Friday, 20 January 2012
What's Wrong With Half-eaten food
A discarded polystyrene bowl on a grass
verge made me look away in disgust, the remnants of a meal rotting on its
surface. Then this made me think, why was this image unappealing, I love food,
what’s the difference? The answer was simple, because rotting food is not nice;
it’s horrible and can cause disease, so leftovers are not pleasant. Then I
suddenly answered a question I’d been wondering for a long time but never
looked at in any depth. In the dining hall (not cafeteria, horrible word) at
school the trays of finished meals are stacked in a mobile rack for later
empting. I normally eat everything off my tray (including the plates and
cutlery), not out of principle but because I love food, and so, when stacking
up my tray, I happen to glance someone else’s muffin or something with one bite
from it and I become hugely tempted to take it and eat said muffin. But I never
do. Something stops me. I’ve always wondered why and now I realise the answer.
It’s because anything half eaten is no longer the delicious meal of five
minutes ago, but suddenly becomes waste, leftovers and immediately invokes
images of rotting matter, bacteria, disease and all things nasty and for some
reason this subconscious connection outweighs my hunger, even if the food is
practically untouched, it’s not right to eat it. It’s a practical fear that
separates us from the poop eating dogs and monkeys. I just realised another
thing: I’ve never understood why chefs, mainly on telly always go on about how
presentation is everything and if it doesn’t look nice it won’t taste nice.
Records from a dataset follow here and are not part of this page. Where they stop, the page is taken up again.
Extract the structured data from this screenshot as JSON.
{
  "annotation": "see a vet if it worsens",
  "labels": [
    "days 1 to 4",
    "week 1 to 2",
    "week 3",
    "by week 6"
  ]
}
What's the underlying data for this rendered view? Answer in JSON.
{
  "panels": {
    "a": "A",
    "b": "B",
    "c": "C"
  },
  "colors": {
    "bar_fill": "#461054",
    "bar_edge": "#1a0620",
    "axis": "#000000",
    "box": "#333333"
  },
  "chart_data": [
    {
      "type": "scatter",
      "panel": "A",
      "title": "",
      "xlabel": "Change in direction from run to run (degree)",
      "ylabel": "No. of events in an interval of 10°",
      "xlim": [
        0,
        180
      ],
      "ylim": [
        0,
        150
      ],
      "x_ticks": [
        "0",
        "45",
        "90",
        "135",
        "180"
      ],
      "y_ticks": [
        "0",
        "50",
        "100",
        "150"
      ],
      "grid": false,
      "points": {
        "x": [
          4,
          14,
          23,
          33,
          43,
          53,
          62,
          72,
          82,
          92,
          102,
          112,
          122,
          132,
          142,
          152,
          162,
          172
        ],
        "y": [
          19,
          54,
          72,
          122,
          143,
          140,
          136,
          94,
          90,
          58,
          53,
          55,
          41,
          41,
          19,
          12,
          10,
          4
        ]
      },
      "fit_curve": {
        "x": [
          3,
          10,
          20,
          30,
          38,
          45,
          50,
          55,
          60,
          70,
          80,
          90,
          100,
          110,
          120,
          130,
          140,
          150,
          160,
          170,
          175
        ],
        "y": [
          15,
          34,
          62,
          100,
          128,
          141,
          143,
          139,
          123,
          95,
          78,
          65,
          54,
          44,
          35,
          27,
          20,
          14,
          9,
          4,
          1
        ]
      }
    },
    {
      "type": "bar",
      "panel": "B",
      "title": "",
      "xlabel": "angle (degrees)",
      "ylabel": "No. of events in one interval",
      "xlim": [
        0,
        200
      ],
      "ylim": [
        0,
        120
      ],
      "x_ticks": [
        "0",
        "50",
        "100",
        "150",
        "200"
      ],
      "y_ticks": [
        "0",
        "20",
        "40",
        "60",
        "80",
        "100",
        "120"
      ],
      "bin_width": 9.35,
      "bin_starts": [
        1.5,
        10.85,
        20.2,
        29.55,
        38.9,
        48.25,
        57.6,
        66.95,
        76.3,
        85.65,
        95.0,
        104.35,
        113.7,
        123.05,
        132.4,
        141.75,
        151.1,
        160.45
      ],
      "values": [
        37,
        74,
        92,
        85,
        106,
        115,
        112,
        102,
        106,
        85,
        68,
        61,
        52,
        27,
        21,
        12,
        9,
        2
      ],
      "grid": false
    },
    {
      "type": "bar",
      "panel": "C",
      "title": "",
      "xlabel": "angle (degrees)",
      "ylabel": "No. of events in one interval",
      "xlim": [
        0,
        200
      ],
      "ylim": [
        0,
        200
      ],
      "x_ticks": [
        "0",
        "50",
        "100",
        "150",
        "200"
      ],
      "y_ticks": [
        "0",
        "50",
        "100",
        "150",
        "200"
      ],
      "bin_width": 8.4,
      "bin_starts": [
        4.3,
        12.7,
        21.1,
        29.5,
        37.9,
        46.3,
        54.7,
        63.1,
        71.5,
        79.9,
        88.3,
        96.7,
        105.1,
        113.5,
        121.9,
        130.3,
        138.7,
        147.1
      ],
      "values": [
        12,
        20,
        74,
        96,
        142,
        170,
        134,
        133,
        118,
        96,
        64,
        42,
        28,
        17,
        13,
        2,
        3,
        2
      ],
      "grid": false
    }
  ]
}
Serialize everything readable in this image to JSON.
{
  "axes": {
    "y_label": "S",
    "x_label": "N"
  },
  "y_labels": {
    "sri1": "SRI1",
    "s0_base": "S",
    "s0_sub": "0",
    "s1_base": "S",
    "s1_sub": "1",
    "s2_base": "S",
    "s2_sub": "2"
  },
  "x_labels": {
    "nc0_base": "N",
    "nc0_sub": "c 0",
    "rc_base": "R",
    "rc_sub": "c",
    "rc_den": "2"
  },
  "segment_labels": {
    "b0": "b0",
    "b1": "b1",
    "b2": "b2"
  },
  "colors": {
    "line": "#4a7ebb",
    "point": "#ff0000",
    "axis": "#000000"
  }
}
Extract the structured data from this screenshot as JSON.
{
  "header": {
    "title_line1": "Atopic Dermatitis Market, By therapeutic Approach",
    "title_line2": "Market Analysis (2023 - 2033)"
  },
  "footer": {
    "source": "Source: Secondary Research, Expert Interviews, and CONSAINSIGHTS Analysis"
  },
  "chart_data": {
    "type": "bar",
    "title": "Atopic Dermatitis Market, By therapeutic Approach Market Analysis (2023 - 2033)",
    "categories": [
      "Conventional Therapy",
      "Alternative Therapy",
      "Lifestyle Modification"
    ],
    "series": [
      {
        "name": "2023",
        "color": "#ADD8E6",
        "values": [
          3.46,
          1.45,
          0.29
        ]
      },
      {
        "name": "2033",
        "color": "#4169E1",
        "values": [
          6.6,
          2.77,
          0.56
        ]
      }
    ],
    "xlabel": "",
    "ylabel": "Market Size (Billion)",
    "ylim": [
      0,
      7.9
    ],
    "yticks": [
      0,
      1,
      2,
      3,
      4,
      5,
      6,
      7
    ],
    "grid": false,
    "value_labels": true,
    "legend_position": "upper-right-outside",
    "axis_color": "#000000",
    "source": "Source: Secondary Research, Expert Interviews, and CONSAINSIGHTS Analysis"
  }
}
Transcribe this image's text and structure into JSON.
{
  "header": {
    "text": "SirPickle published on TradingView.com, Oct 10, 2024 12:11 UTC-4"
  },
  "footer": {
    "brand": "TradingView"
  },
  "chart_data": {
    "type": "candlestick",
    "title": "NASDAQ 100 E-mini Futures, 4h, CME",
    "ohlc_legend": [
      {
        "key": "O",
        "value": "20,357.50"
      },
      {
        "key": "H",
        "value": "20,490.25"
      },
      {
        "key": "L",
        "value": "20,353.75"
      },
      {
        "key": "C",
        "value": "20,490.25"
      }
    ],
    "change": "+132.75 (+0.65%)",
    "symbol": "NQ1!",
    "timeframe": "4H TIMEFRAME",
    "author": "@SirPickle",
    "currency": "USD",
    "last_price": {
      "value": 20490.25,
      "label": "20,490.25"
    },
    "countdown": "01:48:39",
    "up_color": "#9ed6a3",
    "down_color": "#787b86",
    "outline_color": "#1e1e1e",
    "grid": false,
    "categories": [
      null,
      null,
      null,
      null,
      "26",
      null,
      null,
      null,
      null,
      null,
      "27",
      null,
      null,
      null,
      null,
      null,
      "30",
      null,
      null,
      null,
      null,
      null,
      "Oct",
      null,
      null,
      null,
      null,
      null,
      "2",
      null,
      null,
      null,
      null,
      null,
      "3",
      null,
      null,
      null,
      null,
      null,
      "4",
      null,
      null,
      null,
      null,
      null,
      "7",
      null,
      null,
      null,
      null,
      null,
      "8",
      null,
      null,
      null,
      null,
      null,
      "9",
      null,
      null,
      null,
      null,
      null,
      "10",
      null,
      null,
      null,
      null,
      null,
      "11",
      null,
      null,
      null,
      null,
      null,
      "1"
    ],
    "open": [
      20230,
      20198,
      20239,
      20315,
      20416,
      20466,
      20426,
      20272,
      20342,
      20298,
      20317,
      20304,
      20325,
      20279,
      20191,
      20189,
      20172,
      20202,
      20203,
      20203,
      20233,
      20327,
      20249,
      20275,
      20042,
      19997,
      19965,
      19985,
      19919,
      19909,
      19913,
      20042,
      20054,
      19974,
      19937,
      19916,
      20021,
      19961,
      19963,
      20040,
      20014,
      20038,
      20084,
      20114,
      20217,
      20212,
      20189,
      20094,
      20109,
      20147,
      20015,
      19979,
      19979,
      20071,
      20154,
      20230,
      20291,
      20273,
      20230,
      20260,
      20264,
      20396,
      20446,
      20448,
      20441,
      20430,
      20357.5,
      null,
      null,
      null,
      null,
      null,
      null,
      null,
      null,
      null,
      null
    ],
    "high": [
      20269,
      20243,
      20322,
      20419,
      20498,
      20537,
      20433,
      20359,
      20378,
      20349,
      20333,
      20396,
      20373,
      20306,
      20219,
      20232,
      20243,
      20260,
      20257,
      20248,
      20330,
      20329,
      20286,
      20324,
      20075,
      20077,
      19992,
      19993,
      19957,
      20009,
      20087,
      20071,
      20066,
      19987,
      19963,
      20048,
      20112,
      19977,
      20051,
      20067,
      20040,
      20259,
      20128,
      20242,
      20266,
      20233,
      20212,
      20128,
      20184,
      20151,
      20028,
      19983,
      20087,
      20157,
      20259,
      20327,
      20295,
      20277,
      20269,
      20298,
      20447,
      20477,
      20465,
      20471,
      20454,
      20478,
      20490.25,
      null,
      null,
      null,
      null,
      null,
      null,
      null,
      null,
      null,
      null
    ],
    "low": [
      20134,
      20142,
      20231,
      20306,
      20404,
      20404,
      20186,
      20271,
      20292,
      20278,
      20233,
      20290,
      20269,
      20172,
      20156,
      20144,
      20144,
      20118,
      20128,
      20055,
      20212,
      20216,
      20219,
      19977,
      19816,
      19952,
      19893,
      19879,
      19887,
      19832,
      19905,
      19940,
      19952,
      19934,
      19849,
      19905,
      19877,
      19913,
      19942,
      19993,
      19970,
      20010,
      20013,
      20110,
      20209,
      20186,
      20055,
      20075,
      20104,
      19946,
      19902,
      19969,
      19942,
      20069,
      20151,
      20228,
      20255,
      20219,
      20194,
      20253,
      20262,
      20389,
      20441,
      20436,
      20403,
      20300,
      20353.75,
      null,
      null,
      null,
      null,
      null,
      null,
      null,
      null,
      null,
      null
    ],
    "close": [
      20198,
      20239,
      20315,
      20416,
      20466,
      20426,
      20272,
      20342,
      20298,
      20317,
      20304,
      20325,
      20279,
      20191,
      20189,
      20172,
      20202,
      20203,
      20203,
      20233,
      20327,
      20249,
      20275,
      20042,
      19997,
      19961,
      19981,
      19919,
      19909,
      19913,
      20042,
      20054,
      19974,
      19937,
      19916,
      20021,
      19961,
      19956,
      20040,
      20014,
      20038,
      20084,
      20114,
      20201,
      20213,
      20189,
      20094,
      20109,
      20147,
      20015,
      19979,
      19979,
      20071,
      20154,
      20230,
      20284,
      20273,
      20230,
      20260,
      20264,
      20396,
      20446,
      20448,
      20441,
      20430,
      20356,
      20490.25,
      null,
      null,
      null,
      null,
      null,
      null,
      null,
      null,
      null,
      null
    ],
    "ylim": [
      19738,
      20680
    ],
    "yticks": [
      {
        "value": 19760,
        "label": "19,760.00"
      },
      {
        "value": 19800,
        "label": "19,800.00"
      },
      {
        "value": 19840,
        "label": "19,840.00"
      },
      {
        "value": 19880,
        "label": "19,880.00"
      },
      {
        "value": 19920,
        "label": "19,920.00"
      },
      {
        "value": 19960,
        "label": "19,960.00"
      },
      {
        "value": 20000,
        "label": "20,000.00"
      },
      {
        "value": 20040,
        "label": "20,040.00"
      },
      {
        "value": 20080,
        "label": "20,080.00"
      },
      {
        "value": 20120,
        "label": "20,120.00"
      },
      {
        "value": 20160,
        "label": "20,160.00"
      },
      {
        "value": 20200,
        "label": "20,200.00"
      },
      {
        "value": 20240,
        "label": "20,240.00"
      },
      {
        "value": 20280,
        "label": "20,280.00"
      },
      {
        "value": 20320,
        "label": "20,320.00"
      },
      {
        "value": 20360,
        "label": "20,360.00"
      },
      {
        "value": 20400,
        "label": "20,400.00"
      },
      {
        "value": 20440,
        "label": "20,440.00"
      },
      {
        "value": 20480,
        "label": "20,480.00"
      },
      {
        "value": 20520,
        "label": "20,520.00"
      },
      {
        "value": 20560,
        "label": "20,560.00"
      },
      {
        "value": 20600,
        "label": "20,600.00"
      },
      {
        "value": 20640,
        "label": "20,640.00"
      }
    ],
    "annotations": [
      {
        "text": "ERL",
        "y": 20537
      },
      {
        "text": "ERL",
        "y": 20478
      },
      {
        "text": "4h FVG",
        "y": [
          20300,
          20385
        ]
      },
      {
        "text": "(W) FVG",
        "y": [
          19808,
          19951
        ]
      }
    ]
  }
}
Now
I realise that this because there is such a thin line between food and waste,
and if the dish is laid out like it’s been half eaten or discarded, then those
prejudices I’ve just stated come into being and a perfectly good meal no longer
appears appetising, simply from its appearance.
Monday, 16 January 2012
Bridge
-The card game. I understand bridges, bridges make perfect sense, and sense makes perfect bridges... where am I? Oh, yeah on a bridge. I don’t know how to play bridge (the card game) to be honest. It seems that bridge used to be
incredibly fashionabubble and instead of watching television people would play
bridge for hours on end. Some still do, well those who have been cryogenically
unfrozen. Also; why do, in every single pack of cards, they have an extra card
telling you how to play bridge, as if people buy cards for the sole purpose of
playing bridge. They should have the rules to poker or blackjack. I once tried
to read that card, I’ve had nightmares ever since. And what’s with the name?
Well, I believe it comes from the inventor: Bridge McBridgeson who devised the
game of bridge when, whilst driving over a bridge, was wondering how he could
incorporate his job as a bridge-maker into a game of cards that would grasp
societies for centuries. His brilliant idea involves placing two tables about a
metre apart and constructing a bridge of cards across the two and the person
who puts on the last card shouts, “bridge!” to win and the world hasn’t back
since. I think that fully illustrates that I know nothing about bridge.